A female Nigerian politician badly beaten by a local MP is standing by the publication of a revealing photograph showing her injuries in a hospital bed.
Habiba Garba supports the publication of her picture
Habiba Garba told the BBC she wanted people to see the reality of violence against women in northern Nigeria.
But Kano State authorities say they have received complaints the picture breaks Muslim rules about nudity.
Labaran Abdu Madari, who beat Mrs Garba in front of witnesses and police last week, is in jail and yet to be charged.
Kano is one of 12 mainly Muslim northern states to have implemented Sharia law since Nigeria's return to civil rule in 1999.
The BBC's Mustafa Muhammad in Kano says the state-owned Triumph newspaper, which published the picture showing Mrs Garba's injuries, has a very small circulation and few people in Kano have heard about the incident.

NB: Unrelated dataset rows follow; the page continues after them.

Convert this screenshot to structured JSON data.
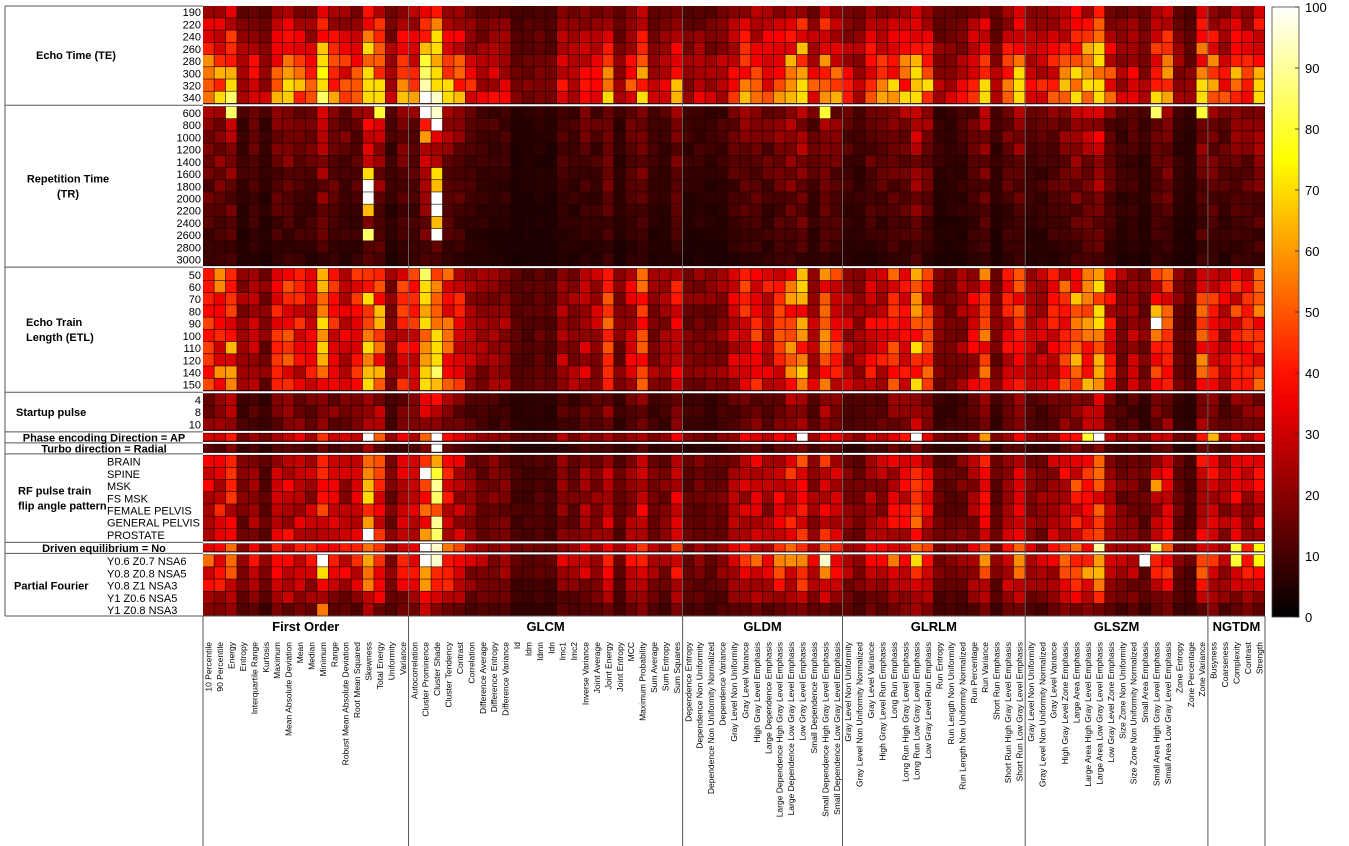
{
  "chart_data": {
    "type": "heatmap",
    "colormap": "hot",
    "color_range": [
      0,
      100
    ],
    "colorbar_ticks": [
      0,
      10,
      20,
      30,
      40,
      50,
      60,
      70,
      80,
      90,
      100
    ],
    "row_groups": [
      {
        "name": "Echo Time (TE)",
        "lines": [
          "Echo Time (TE)"
        ],
        "rows": [
          "190",
          "220",
          "240",
          "260",
          "280",
          "300",
          "320",
          "340"
        ]
      },
      {
        "name": "Repetition Time (TR)",
        "lines": [
          "Repetition Time",
          "(TR)"
        ],
        "rows": [
          "600",
          "800",
          "1000",
          "1200",
          "1400",
          "1600",
          "1800",
          "2000",
          "2200",
          "2400",
          "2600",
          "2800",
          "3000"
        ]
      },
      {
        "name": "Echo Train Length (ETL)",
        "lines": [
          "Echo Train",
          "Length (ETL)"
        ],
        "rows": [
          "50",
          "60",
          "70",
          "80",
          "90",
          "100",
          "110",
          "120",
          "140",
          "150"
        ]
      },
      {
        "name": "Startup pulse",
        "lines": [
          "Startup pulse"
        ],
        "rows": [
          "4",
          "8",
          "10"
        ]
      },
      {
        "name": "Phase encoding Direction = AP",
        "lines": [
          "Phase encoding Direction = AP"
        ],
        "rows": [
          ""
        ]
      },
      {
        "name": "Turbo direction = Radial",
        "lines": [
          "Turbo direction = Radial"
        ],
        "rows": [
          ""
        ]
      },
      {
        "name": "RF pulse train flip angle pattern",
        "lines": [
          "RF pulse train",
          "flip angle pattern"
        ],
        "rows": [
          "BRAIN",
          "SPINE",
          "MSK",
          "FS  MSK",
          "FEMALE  PELVIS",
          "GENERAL  PELVIS",
          "PROSTATE"
        ]
      },
      {
        "name": "Driven equilibrium = No",
        "lines": [
          "Driven equilibrium = No"
        ],
        "rows": [
          ""
        ]
      },
      {
        "name": "Partial Fourier",
        "lines": [
          "Partial Fourier"
        ],
        "rows": [
          "Y0.6 Z0.7 NSA6",
          "Y0.8 Z0.8 NSA5",
          "Y0.8 Z1    NSA3",
          "Y1    Z0.6  NSA5",
          "Y1    Z0.8  NSA3"
        ]
      }
    ],
    "feature_groups": [
      {
        "name": "First Order",
        "features": [
          "10 Percentile",
          "90 Percentile",
          "Energy",
          "Entropy",
          "Interquartile Range",
          "Kurtosis",
          "Maximum",
          "Mean Absolute Deviation",
          "Mean",
          "Median",
          "Minimum",
          "Range",
          "Robust Mean Absolute Deviation",
          "Root Mean Squared",
          "Skewness",
          "Total Energy",
          "Uniformity",
          "Variance"
        ]
      },
      {
        "name": "GLCM",
        "features": [
          "Autocorrelation",
          "Cluster Prominence",
          "Cluster Shade",
          "Cluster Tendency",
          "Contrast",
          "Correlation",
          "Difference Average",
          "Difference Entropy",
          "Difference Variance",
          "Id",
          "Idm",
          "Idmn",
          "Idn",
          "Imc1",
          "Imc2",
          "Inverse Variance",
          "Joint Average",
          "Joint Energy",
          "Joint Entropy",
          "MCC",
          "Maximum Probability",
          "Sum Average",
          "Sum Entropy",
          "Sum Squares"
        ]
      },
      {
        "name": "GLDM",
        "features": [
          "Dependence Entropy",
          "Dependence Non Uniformity",
          "Dependence Non Uniformity Normalized",
          "Dependence Variance",
          "Gray Level Non Uniformity",
          "Gray Level Variance",
          "High Gray Level Emphasis",
          "Large Dependence Emphasis",
          "Large Dependence High Gray Level Emphasis",
          "Large Dependence Low Gray Level Emphasis",
          "Low Gray Level Emphasis",
          "Small Dependence Emphasis",
          "Small Dependence High Gray Level Emphasis",
          "Small Dependence Low Gray Level Emphasis"
        ]
      },
      {
        "name": "GLRLM",
        "features": [
          "Gray Level Non Uniformity",
          "Gray Level Non Uniformity Normalized",
          "Gray Level Variance",
          "High Gray Level Run Emphasis",
          "Long Run Emphasis",
          "Long Run High Gray Level Emphasis",
          "Long Run Low Gray Level Emphasis",
          "Low Gray Level Run Emphasis",
          "Run Entropy",
          "Run Length Non Uniformity",
          "Run Length Non Uniformity Normalized",
          "Run Percentage",
          "Run Variance",
          "Short Run Emphasis",
          "Short Run High Gray Level Emphasis",
          "Short Run Low Gray Level Emphasis"
        ]
      },
      {
        "name": "GLSZM",
        "features": [
          "Gray Level Non Uniformity",
          "Gray Level Non Uniformity Normalized",
          "Gray Level Variance",
          "High Gray Level Zone Emphasis",
          "Large Area Emphasis",
          "Large Area High Gray Level Emphasis",
          "Large Area Low Gray Level Emphasis",
          "Low Gray Level Zone Emphasis",
          "Size Zone Non Uniformity",
          "Size Zone Non Uniformity Normalized",
          "Small Area Emphasis",
          "Small Area High Gray Level Emphasis",
          "Small Area Low Gray Level Emphasis",
          "Zone Entropy",
          "Zone Percentage",
          "Zone Variance"
        ]
      },
      {
        "name": "NGTDM",
        "features": [
          "Busyness",
          "Coarseness",
          "Complexity",
          "Contrast",
          "Strength"
        ]
      }
    ],
    "row_group_profiles": [
      {
        "group": "Echo Time (TE)",
        "base": 8,
        "gain": 1.0,
        "trend": "increasing"
      },
      {
        "group": "Repetition Time (TR)",
        "base": 3,
        "gain": 0.35,
        "trend": "decreasing"
      },
      {
        "group": "Echo Train Length (ETL)",
        "base": 6,
        "gain": 0.85,
        "trend": "flat"
      },
      {
        "group": "Startup pulse",
        "base": 4,
        "gain": 0.35,
        "trend": "flat"
      },
      {
        "group": "Phase encoding Direction = AP",
        "base": 10,
        "gain": 0.55,
        "trend": "flat"
      },
      {
        "group": "Turbo direction = Radial",
        "base": 3,
        "gain": 0.25,
        "trend": "flat"
      },
      {
        "group": "RF pulse train flip angle pattern",
        "base": 6,
        "gain": 0.6,
        "trend": "flat"
      },
      {
        "group": "Driven equilibrium = No",
        "base": 10,
        "gain": 0.75,
        "trend": "flat"
      },
      {
        "group": "Partial Fourier",
        "base": 6,
        "gain": 0.75,
        "trend": "decreasing"
      }
    ],
    "feature_sensitivity": {
      "First Order": [
        45,
        50,
        55,
        20,
        30,
        15,
        40,
        45,
        40,
        35,
        62,
        40,
        35,
        38,
        70,
        60,
        20,
        40
      ],
      "GLCM": [
        40,
        75,
        85,
        50,
        40,
        25,
        20,
        20,
        20,
        8,
        8,
        10,
        8,
        25,
        20,
        30,
        25,
        45,
        15,
        30,
        45,
        20,
        20,
        40
      ],
      "GLDM": [
        15,
        18,
        15,
        20,
        30,
        40,
        40,
        35,
        45,
        55,
        60,
        30,
        55,
        40
      ],
      "GLRLM": [
        25,
        20,
        35,
        35,
        45,
        45,
        65,
        45,
        15,
        15,
        20,
        30,
        50,
        15,
        35,
        50
      ],
      "GLSZM": [
        25,
        25,
        35,
        45,
        60,
        60,
        70,
        35,
        20,
        25,
        15,
        40,
        45,
        15,
        10,
        50
      ],
      "NGTDM": [
        45,
        30,
        45,
        40,
        50
      ]
    },
    "highlights": [
      {
        "row": "340",
        "feature": "Cluster Prominence",
        "value": 100
      },
      {
        "row": "340",
        "feature": "Cluster Shade",
        "value": 95
      },
      {
        "row": "320",
        "feature": "Cluster Prominence",
        "value": 92
      },
      {
        "row": "300",
        "feature": "Cluster Prominence",
        "value": 85
      },
      {
        "row": "280",
        "feature": "Cluster Prominence",
        "value": 80
      },
      {
        "row": "600",
        "feature": "Cluster Prominence",
        "value": 100
      },
      {
        "row": "600",
        "feature": "Cluster Shade",
        "value": 95
      },
      {
        "row": "800",
        "feature": "Cluster Shade",
        "value": 100
      },
      {
        "row": "1000",
        "feature": "Cluster Prominence",
        "value": 60
      },
      {
        "row": "340",
        "feature": "Energy",
        "value": 85
      },
      {
        "row": "600",
        "feature": "Energy",
        "value": 85
      },
      {
        "row": "340",
        "feature": "Minimum",
        "value": 85
      },
      {
        "row": "300",
        "feature": "Minimum",
        "value": 75
      },
      {
        "row": "600",
        "feature": "Total Energy",
        "value": 80
      },
      {
        "row": "600",
        "feature": "Small Dependence High Gray Level Emphasis",
        "value": 80
      },
      {
        "row": "600",
        "feature": "Small Area High Gray Level Emphasis",
        "value": 85
      },
      {
        "row": "340",
        "feature": "Small Area High Gray Level Emphasis",
        "value": 70
      },
      {
        "row": "600",
        "feature": "Zone Variance",
        "value": 80
      },
      {
        "row": "1600",
        "feature": "Skewness",
        "value": 70
      },
      {
        "row": "1800",
        "feature": "Skewness",
        "value": 100
      },
      {
        "row": "2000",
        "feature": "Skewness",
        "value": 100
      },
      {
        "row": "2200",
        "feature": "Skewness",
        "value": 65
      },
      {
        "row": "2600",
        "feature": "Skewness",
        "value": 85
      },
      {
        "row": "1600",
        "feature": "Cluster Shade",
        "value": 70
      },
      {
        "row": "1800",
        "feature": "Cluster Shade",
        "value": 65
      },
      {
        "row": "2000",
        "feature": "Cluster Shade",
        "value": 100
      },
      {
        "row": "2200",
        "feature": "Cluster Shade",
        "value": 100
      },
      {
        "row": "2400",
        "feature": "Cluster Shade",
        "value": 65
      },
      {
        "row": "2600",
        "feature": "Cluster Shade",
        "value": 100
      },
      {
        "row": "50",
        "feature": "Cluster Prominence",
        "value": 85
      },
      {
        "row": "140",
        "feature": "Cluster Shade",
        "value": 85
      },
      {
        "row": "150",
        "feature": "Cluster Shade",
        "value": 65
      },
      {
        "row": "90",
        "feature": "Small Area High Gray Level Emphasis",
        "value": 100
      },
      {
        "row": "80",
        "feature": "Small Area High Gray Level Emphasis",
        "value": 65
      },
      {
        "row": "100",
        "feature": "Small Area High Gray Level Emphasis",
        "value": 55
      },
      {
        "row": "",
        "feature": "Skewness",
        "value": 100,
        "group": "Phase encoding Direction = AP"
      },
      {
        "row": "",
        "feature": "Cluster Shade",
        "value": 100,
        "group": "Phase encoding Direction = AP"
      },
      {
        "row": "",
        "feature": "Low Gray Level Emphasis",
        "value": 100,
        "group": "Phase encoding Direction = AP"
      },
      {
        "row": "",
        "feature": "Long Run Low Gray Level Emphasis",
        "value": 100,
        "group": "Phase encoding Direction = AP"
      },
      {
        "row": "",
        "feature": "Large Area Low Gray Level Emphasis",
        "value": 100,
        "group": "Phase encoding Direction = AP"
      },
      {
        "row": "",
        "feature": "Large Area High Gray Level Emphasis",
        "value": 80,
        "group": "Phase encoding Direction = AP"
      },
      {
        "row": "",
        "feature": "Busyness",
        "value": 65,
        "group": "Phase encoding Direction = AP"
      },
      {
        "row": "",
        "feature": "Run Variance",
        "value": 60,
        "group": "Phase encoding Direction = AP"
      },
      {
        "row": "",
        "feature": "Cluster Shade",
        "value": 100,
        "group": "Turbo direction = Radial"
      },
      {
        "row": "SPINE",
        "feature": "Cluster Prominence",
        "value": 100
      },
      {
        "row": "SPINE",
        "feature": "Cluster Shade",
        "value": 80
      },
      {
        "row": "MSK",
        "feature": "Cluster Shade",
        "value": 90
      },
      {
        "row": "FS  MSK",
        "feature": "Cluster Shade",
        "value": 85
      },
      {
        "row": "MSK",
        "feature": "Skewness",
        "value": 65
      },
      {
        "row": "FS  MSK",
        "feature": "Skewness",
        "value": 70
      },
      {
        "row": "GENERAL  PELVIS",
        "feature": "Skewness",
        "value": 60
      },
      {
        "row": "PROSTATE",
        "feature": "Skewness",
        "value": 100
      },
      {
        "row": "GENERAL  PELVIS",
        "feature": "Cluster Shade",
        "value": 90
      },
      {
        "row": "PROSTATE",
        "feature": "Cluster Shade",
        "value": 85
      },
      {
        "row": "MSK",
        "feature": "Small Area High Gray Level Emphasis",
        "value": 60
      },
      {
        "row": "",
        "feature": "Cluster Prominence",
        "value": 100,
        "group": "Driven equilibrium = No"
      },
      {
        "row": "",
        "feature": "Cluster Shade",
        "value": 95,
        "group": "Driven equilibrium = No"
      },
      {
        "row": "",
        "feature": "Large Area Low Gray Level Emphasis",
        "value": 90,
        "group": "Driven equilibrium = No"
      },
      {
        "row": "",
        "feature": "Small Area High Gray Level Emphasis",
        "value": 85,
        "group": "Driven equilibrium = No"
      },
      {
        "row": "",
        "feature": "Complexity",
        "value": 80,
        "group": "Driven equilibrium = No"
      },
      {
        "row": "",
        "feature": "Strength",
        "value": 75,
        "group": "Driven equilibrium = No"
      },
      {
        "row": "Y0.6 Z0.7 NSA6",
        "feature": "Minimum",
        "value": 100
      },
      {
        "row": "Y0.6 Z0.7 NSA6",
        "feature": "Cluster Prominence",
        "value": 100
      },
      {
        "row": "Y0.6 Z0.7 NSA6",
        "feature": "Cluster Shade",
        "value": 95
      },
      {
        "row": "Y0.6 Z0.7 NSA6",
        "feature": "Small Dependence High Gray Level Emphasis",
        "value": 95
      },
      {
        "row": "Y0.6 Z0.7 NSA6",
        "feature": "Small Area Emphasis",
        "value": 100
      },
      {
        "row": "Y0.6 Z0.7 NSA6",
        "feature": "Complexity",
        "value": 80
      },
      {
        "row": "Y0.6 Z0.7 NSA6",
        "feature": "Strength",
        "value": 75
      },
      {
        "row": "Y0.8 Z0.8 NSA5",
        "feature": "Minimum",
        "value": 70
      },
      {
        "row": "Y1    Z0.8  NSA3",
        "feature": "Minimum",
        "value": 55
      }
    ]
  }
}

But he says the editor of the paper may come under some pressure from government to resign for publishing it.
"I want to show the people of the world what that man did to me," she told the BBC from her hospital bed in Kano city on Wednesday.

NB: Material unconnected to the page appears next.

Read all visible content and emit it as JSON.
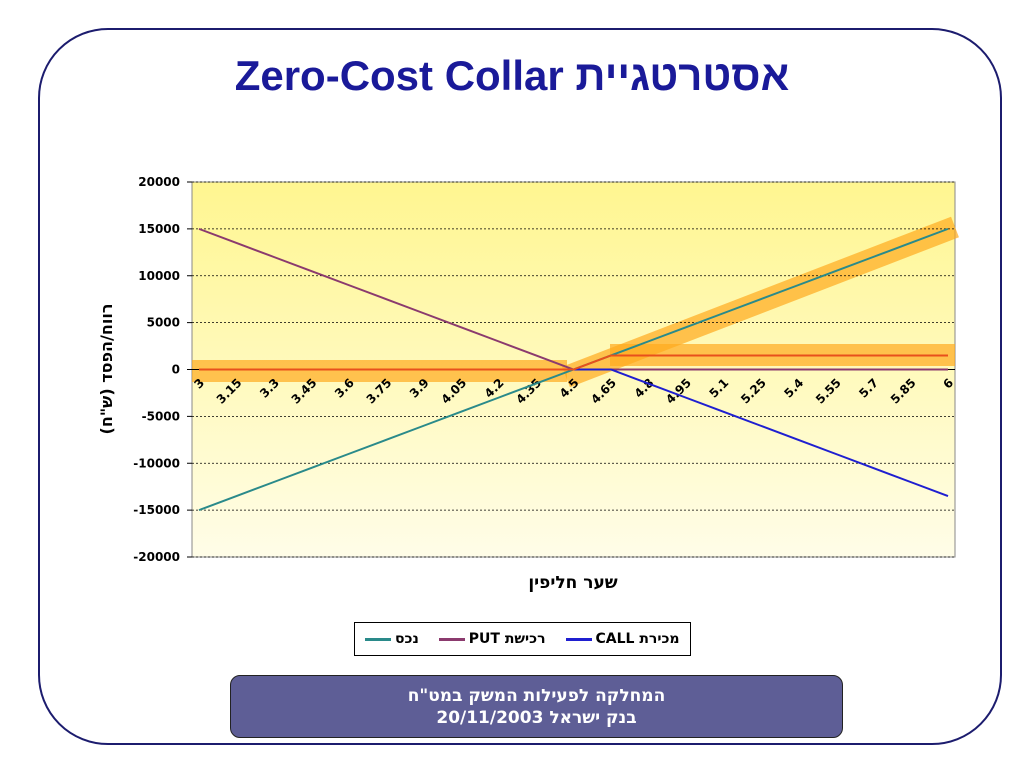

Mrs Garba, a women's leader in the All Nigeria People's Party (ANPP), alleged Mr Madari, a Kano State lawmaker for the People's Democratic Party, mounted a campaign of harassment against her.
She said that he paid youths to follow and heckle her after she switched political parties from the PDP.
They called her a "prostitute" and physically threatened her, she said.
Last week, she went to the police, who arrested one of the youths.
The politician heard about the arrest and came down to the police station where eyewitnesses told the BBC that he savagely beat Mrs Garba.
Mr Madari was arrested. He has not been granted bail and will appear in court to be charged early next month.
On Monday, the Triumph published the picture of Mrs Garba's injuries showing the area just under her armpit and the scars on her torso.
"A women's rights group came to the government to complain that her rights had been infringed by the publication," said Sule Yau Sule, spokesman for the state government.
The picture shows part of her naked torso, and as publishing nudity is forbidden under Sharia law it violates rights to privacy.
The government says it will investigate whether her consent was sought by the paper.
"If her rights have not been infringed we will drop it," Mr Sule said.
Mrs Garba had to have a blood clot removed from her abdomen, the Triumph reported.
"This attack is barbaric, animalistic," the paper quoted ANPP secretary Alhaji Rabi'u Bako as saying.